For all the practical, business and security reasons given above, at this point in time we:
- do not endorse QKD for any government or military applications
- advise against replacing any existing public key solutions with QKD for commercial applications
The UK should continue its research and development of QKD systems. But this should be balanced by a growing body of practical QKD vulnerability research, and accompanied by the development of methods for quantifying and validating the security claims of real-world QKD systems.
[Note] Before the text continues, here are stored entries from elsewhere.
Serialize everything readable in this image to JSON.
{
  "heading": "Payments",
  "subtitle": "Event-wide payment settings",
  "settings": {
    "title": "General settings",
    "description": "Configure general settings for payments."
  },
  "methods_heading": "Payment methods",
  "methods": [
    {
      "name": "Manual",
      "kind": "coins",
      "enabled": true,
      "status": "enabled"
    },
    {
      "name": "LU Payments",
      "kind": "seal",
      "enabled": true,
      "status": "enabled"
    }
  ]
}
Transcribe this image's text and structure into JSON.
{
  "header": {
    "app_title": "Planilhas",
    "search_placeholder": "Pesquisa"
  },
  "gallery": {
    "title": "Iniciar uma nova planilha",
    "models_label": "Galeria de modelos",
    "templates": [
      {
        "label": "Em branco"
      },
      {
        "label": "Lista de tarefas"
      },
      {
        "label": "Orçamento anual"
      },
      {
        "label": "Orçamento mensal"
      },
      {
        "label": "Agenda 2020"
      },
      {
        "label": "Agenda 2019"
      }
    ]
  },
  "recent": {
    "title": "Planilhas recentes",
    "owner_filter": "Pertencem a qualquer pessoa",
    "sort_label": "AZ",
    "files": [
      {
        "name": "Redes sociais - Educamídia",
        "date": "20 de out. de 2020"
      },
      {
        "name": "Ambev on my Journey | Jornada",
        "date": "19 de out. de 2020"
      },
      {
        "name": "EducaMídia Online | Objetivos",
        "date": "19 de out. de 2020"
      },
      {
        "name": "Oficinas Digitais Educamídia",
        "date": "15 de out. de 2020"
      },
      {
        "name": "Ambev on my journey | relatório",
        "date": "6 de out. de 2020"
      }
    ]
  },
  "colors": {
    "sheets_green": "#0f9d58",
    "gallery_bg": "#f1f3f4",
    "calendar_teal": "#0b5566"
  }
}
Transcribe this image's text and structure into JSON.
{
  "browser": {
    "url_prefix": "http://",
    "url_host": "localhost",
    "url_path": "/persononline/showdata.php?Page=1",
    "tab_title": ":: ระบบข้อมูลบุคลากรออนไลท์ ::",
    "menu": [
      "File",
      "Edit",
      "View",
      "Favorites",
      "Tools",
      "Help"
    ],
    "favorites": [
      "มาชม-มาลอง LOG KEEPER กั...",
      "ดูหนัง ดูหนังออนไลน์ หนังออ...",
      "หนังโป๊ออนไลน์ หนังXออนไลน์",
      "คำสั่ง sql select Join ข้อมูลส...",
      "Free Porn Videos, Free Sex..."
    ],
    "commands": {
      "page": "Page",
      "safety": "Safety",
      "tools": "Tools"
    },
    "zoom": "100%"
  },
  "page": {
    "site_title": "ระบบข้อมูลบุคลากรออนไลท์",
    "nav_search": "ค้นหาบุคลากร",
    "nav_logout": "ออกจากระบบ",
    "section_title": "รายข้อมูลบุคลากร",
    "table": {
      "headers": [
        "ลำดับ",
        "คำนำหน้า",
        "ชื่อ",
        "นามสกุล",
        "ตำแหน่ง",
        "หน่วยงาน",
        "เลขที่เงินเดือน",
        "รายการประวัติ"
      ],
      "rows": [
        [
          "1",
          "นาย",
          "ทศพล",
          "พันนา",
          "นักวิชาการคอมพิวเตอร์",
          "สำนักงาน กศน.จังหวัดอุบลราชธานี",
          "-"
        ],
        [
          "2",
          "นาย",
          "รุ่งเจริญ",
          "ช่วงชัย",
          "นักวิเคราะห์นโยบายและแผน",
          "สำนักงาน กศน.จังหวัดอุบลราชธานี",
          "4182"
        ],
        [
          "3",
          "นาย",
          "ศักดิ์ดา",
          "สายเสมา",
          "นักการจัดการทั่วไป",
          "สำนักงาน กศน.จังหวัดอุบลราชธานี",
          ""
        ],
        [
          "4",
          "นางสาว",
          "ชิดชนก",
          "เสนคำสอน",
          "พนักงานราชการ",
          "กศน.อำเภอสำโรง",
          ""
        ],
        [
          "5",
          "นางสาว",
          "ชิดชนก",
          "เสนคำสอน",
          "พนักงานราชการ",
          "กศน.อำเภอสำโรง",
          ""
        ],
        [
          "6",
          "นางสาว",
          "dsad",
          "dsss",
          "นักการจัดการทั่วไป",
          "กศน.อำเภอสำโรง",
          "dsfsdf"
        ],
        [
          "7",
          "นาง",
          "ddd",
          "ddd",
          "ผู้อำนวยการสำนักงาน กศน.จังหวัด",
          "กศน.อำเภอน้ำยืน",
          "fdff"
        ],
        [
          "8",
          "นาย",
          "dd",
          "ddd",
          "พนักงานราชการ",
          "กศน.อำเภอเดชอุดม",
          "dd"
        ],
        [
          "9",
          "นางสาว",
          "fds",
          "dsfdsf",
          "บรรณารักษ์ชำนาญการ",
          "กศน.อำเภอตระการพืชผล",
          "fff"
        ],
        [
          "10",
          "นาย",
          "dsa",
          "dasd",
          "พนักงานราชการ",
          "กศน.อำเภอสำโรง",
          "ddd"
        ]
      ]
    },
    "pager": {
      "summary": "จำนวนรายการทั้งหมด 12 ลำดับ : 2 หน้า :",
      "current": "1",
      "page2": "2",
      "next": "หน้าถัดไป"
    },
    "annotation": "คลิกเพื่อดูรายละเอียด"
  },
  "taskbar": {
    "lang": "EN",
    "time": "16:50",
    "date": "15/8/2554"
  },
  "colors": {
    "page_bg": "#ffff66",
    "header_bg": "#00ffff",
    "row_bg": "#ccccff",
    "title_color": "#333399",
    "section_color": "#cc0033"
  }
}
Responsible innovation should be accompanied by independent validation.
Our advice is unlikely to change until:
- commercial standards for QKD have been established, building on the experience gained from practical vulnerability research and incorporating quantifiable security validation methods
- the full life cycle support costs for commercial QKD systems are much better understood
We encourage research into developing post-quantum public key cryptography as a more practical and cost-effective step towards defending real-world communications systems against the threat of a future quantum computer.
We do not see the need to upgrade current systems as urgent, though a transition to post-quantum public key cryptography will be necessary. A steady and considered upgrade process will allow time for researchers to reach a consensus as to the best postquantum protocols for various applications.
- has fundamental practical limitations
- does not address large parts of the security problem
- is poorly understood in terms of potential attacks
By contrast, post-quantum public key cryptography appears to offer much more effective mitigations for real-world communications systems from the threat of future quantum computers.